How Siri gained its voice
by
Mel Martin
10.01.2013
The Verge has a terrific article about voice synthesis and speech recognition that gives some interesting insights into how Siri and other digital voice assistants work. Although not officially acknowledged by Apple, Siri is based on technology from Nuance, the folks behind Dragon Dictate for Mac. Nuance also offers the free Dragon Dictation and Dragon Go! for iOS. Nuance licenses speech-recognition and voice-synthesis technology to many software companies, and has made some dramatic breakthroughs that are being used extensively in the medical field. While Siri's voice isn't quite as good as the Hal 9000 in the movie 2001, it is getting close. In iOS 7, you can choose to have a male or female voice, and Apple has added more languages. Most voice synthesis starts with a human reading sounds, which are then taken in by a computer. It's not a matter of reading every possible word, but having a catalog of sounds, called phonemes that can be used to construct new words. If you used one of the Dragon Dictation products, you see the process in reverse. You read a story into the computer composed of various words, but the computer is not just learning the words, but key parts of speech that can be used to understand words not in the story. It's complex, and requires intensive processing. With a product like Dragon Dictate, your computer does the processing. With Siri and other smartphone assistants, like Google Search, the computing is done not on your device, but on powerful servers in the cloud. To keep speech from sounding robotic, computer voices now have inflection, rising at the end of sentences where appropriate, but following a set of rules so the style and tone of speech match the context.
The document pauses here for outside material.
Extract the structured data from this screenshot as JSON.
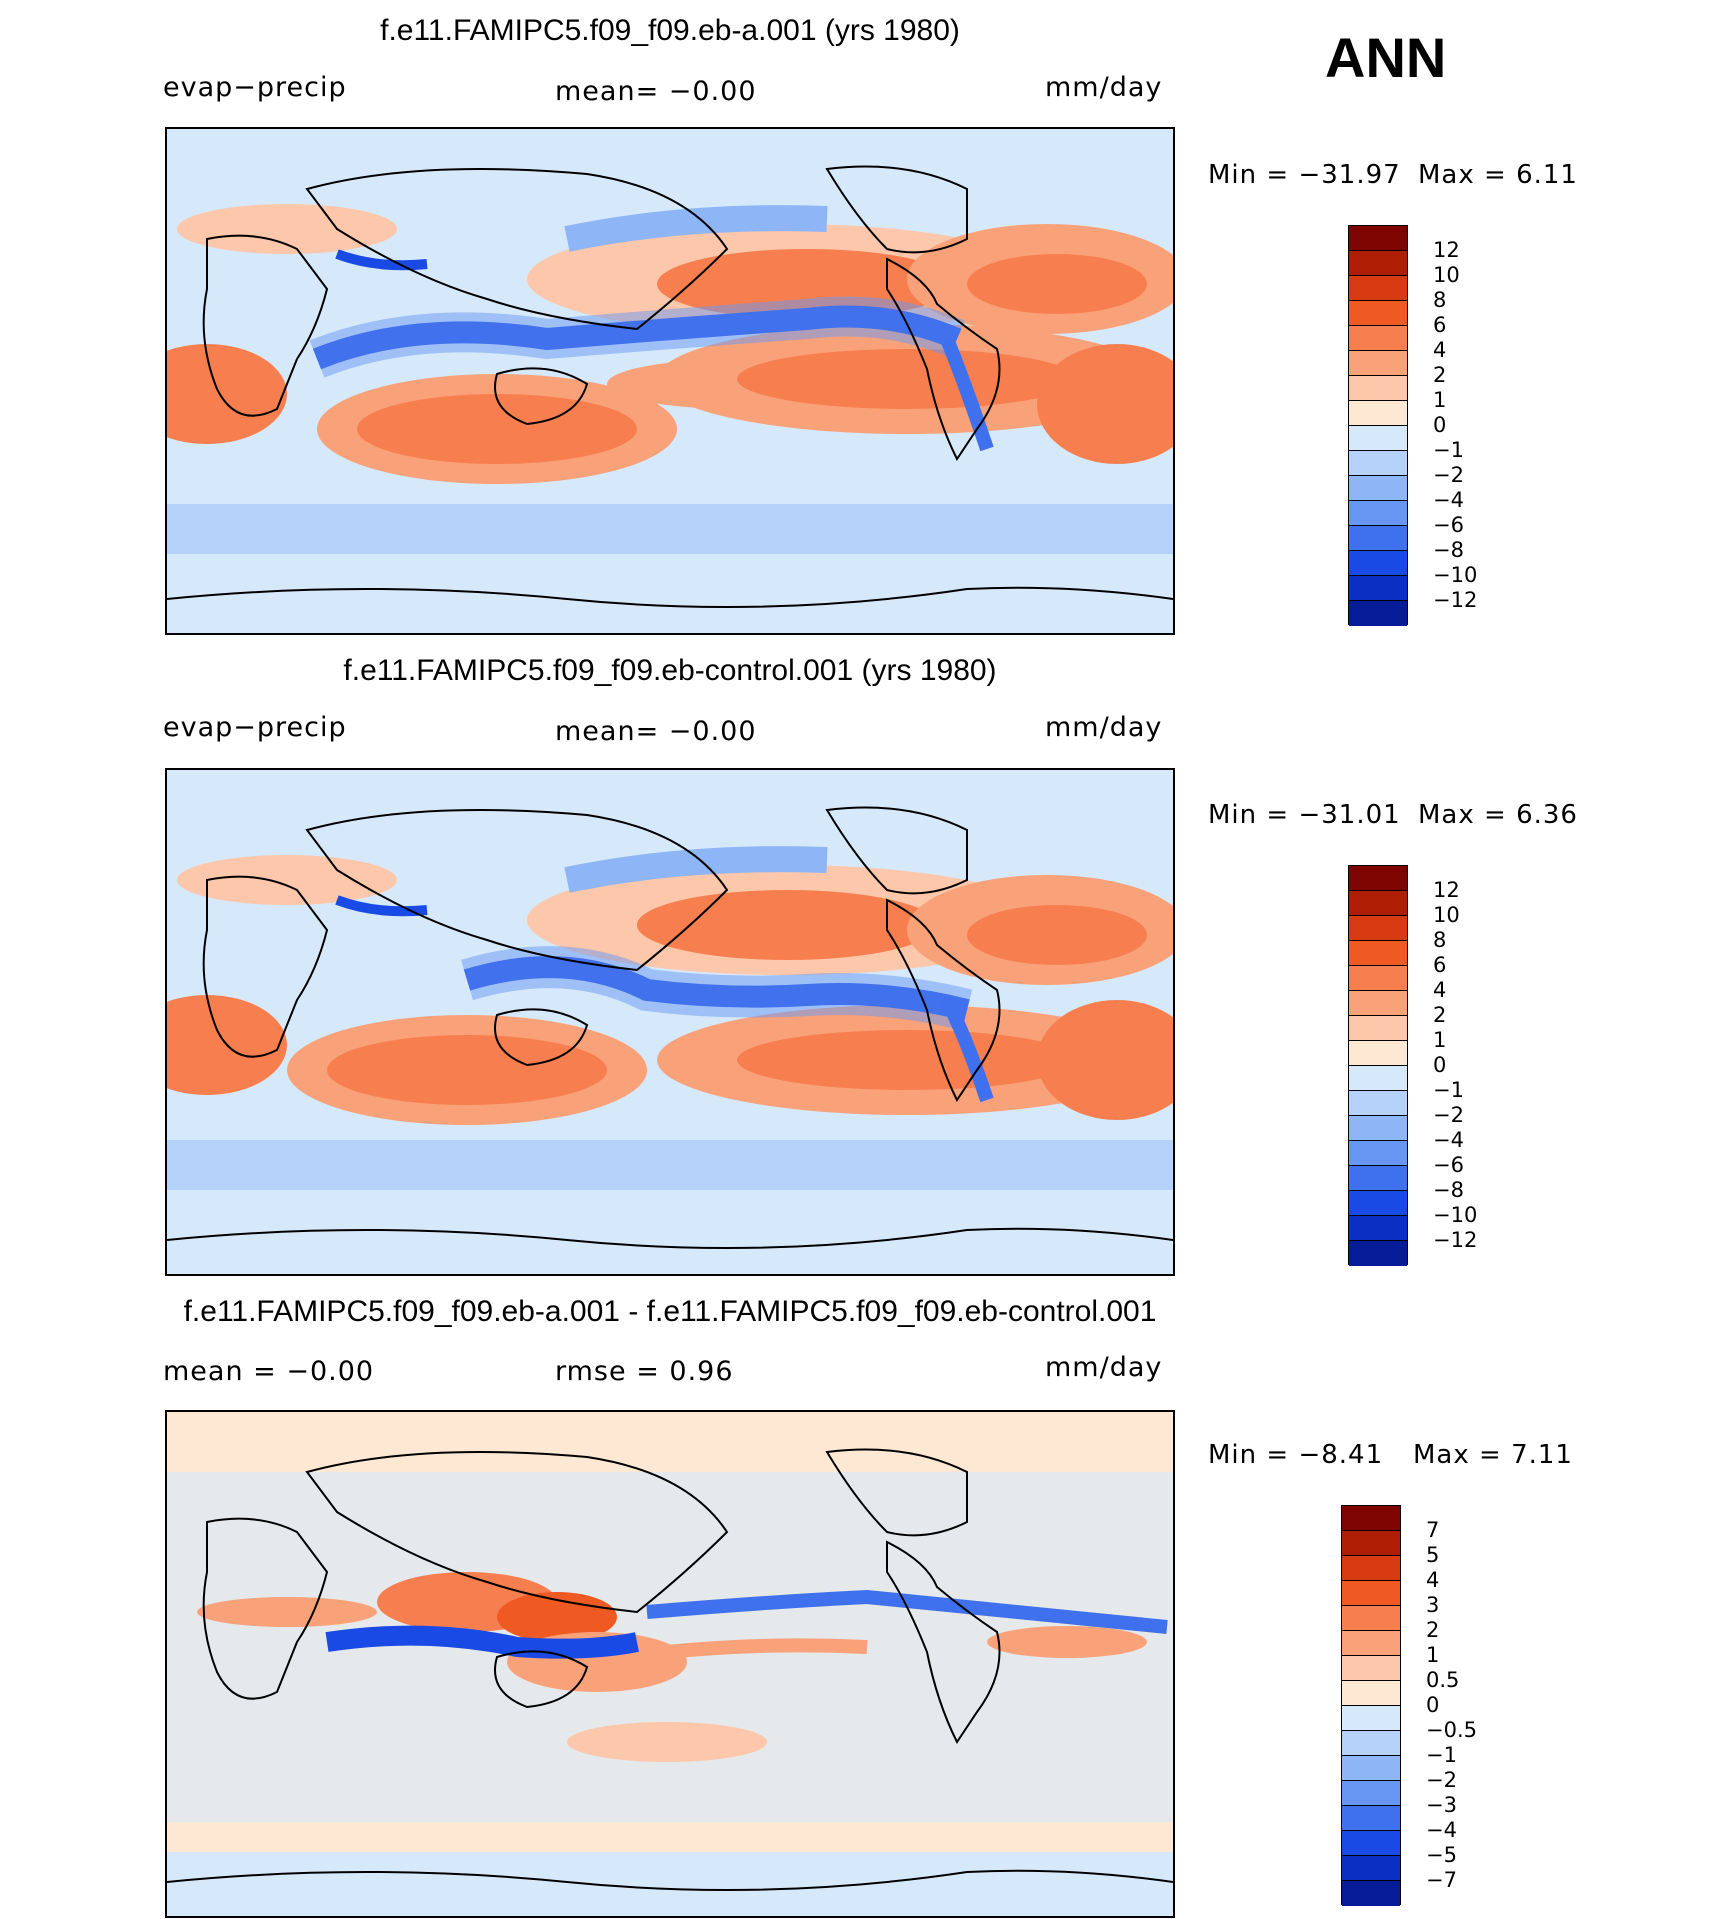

It isn't perfect, but Siri sounds a lot better than the computer voices of 10 years ago, and Siri does sound more natural in iOS 7. The next few years are likely to show even more progress. Better recognition, more realistic voices and faster processing will be rapidly coming. I find Siri a bit half-baked at times, with server time-outs or bafflingly inaccurate recognition. Still, a feature like Siri was unthinkable on a phone just a few short years ago, and the best is yet to come.